Kinolon antibiyotikler:
Hayvan çalışmalarında, NSAİ ilaçlar kinolon antibiyotiklerle birlikte kullanıldıklarında konvülziyon riskinin arttığı saptanmıştır. Bu nedenle, NSAİ ilaçlar ve kinolon antibiyotikleri birlikte kullananlarda konvülziyon riski artmıştır.

İlaç/laboratuvar testi etkileşmeleri

Etodolak uygulanan hastalarm idrarında etodolak’ın fenolik metabolitleri bulunduğundan, üriner bilirübin (ürobilin) için yalancı pozitif reaksiyon görülebilir. İdrarda keton cisimlerini tayin etmek için kullanılan diagnostik ’dip-stick’ metodu, etodolak uygulanan bazı hastalarda yalancı-pozitif verilere neden olmuştur.
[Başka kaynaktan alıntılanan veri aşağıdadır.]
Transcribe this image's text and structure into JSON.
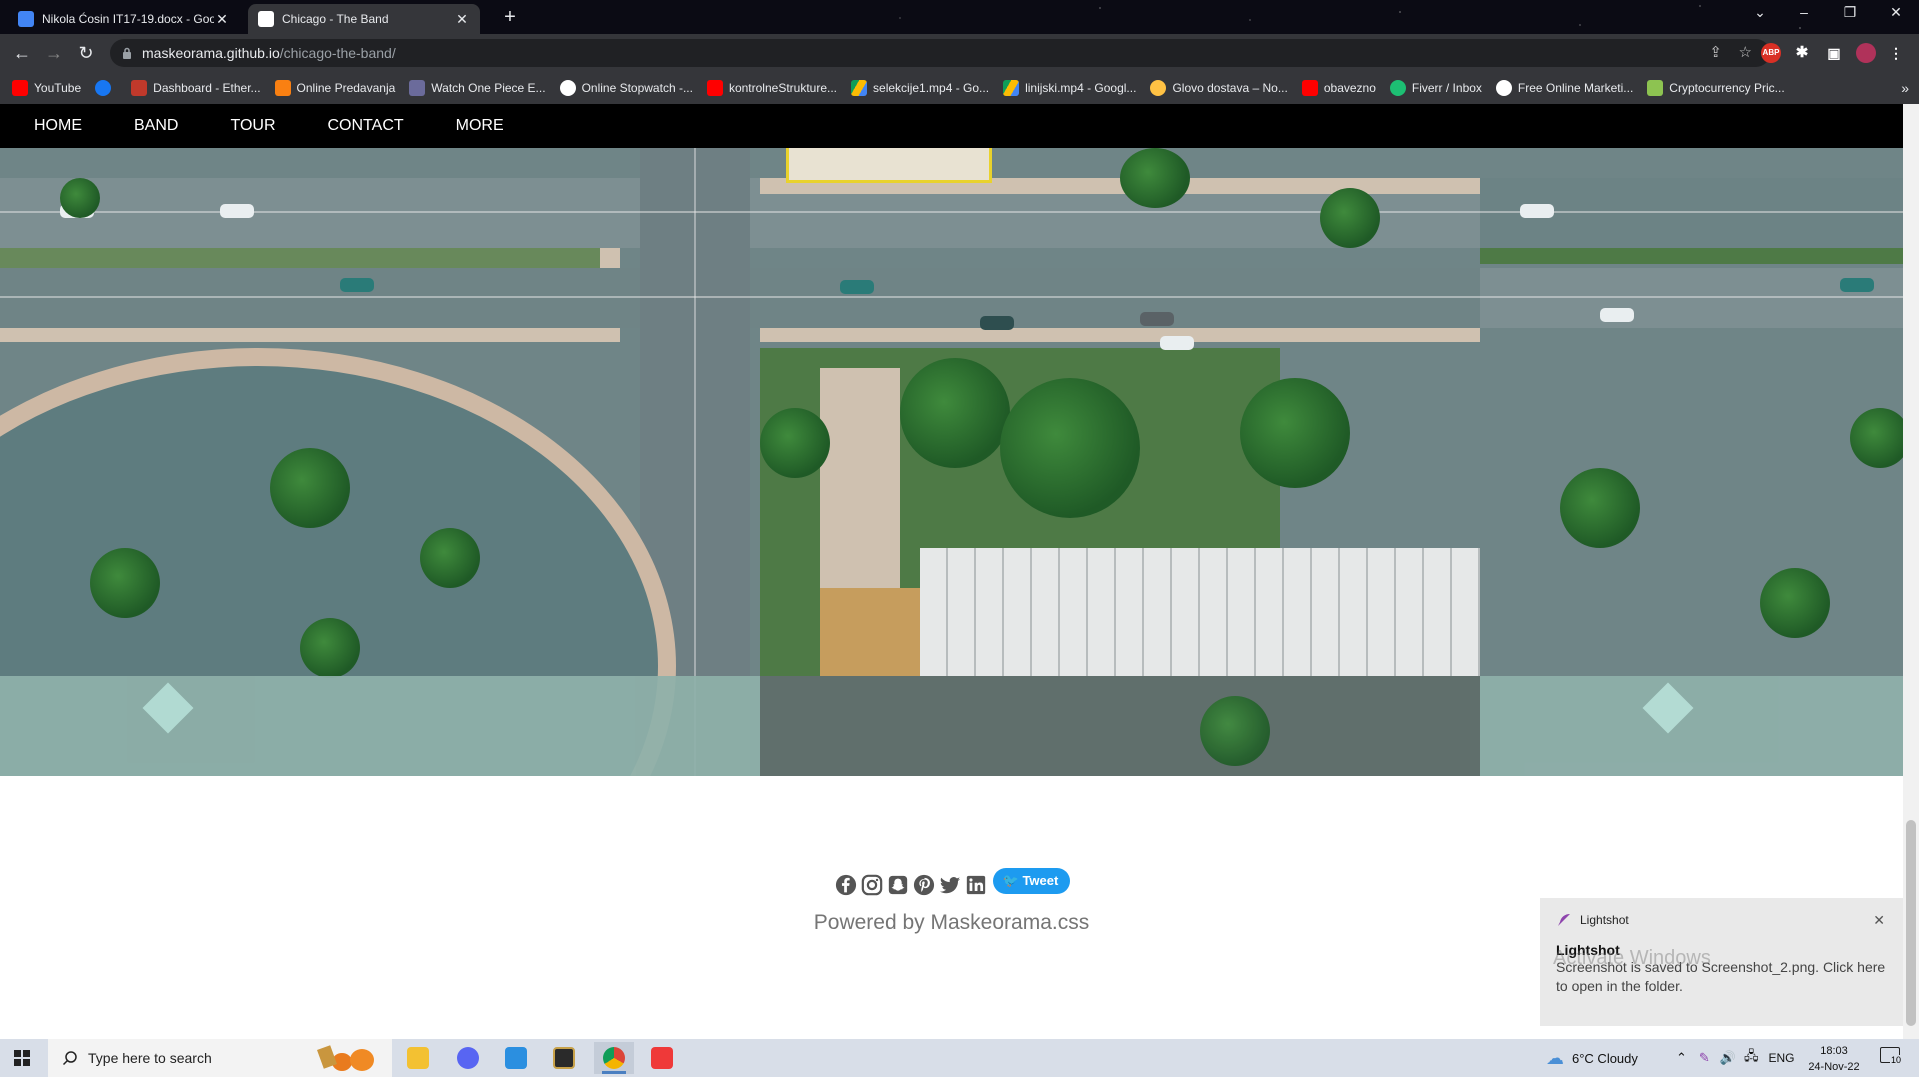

Genelde bu fenomen, klinik yönden anlamlı başka olaylara neden olmamış ve doz ile bağlantılı bulunmamıştır.

Etodolak tedavisi serum ürik asit düzeylerinde hafif bir düşüşe neden olmuştur. Klinik çalışmalarda etodolak tedavisi uygulanan (600 mg-1000 mg/gün) artritli hastalarda 4 haftalık tedaviden sonra ortalama 1-2 mg/dL düşüşler görülmüştür. Bundan sonra bu düzeyler 1 yıla varan tedavi süreleri boyunca stabil kalmıştır.

Özel popülasyonlara ilişkin ek bilgiler

Geriyatrik popülasyon: İlacın güvenlilik ve etkinliği için yapılan klinik çalışmalarda yaşlı ve genç gruplar arasında fark gözlenmemiştir. Farmakokinetik çalışmalarda, Etodolak yarılanma ömrü ve proteine bağlanmasında yaşa bağlı fark saptanmamıştır ve beklenen ilaç birikiminde değişiklik olmamıştır. Bu nedenle yaşlılarda doz ayarlamaya gerek yoktur.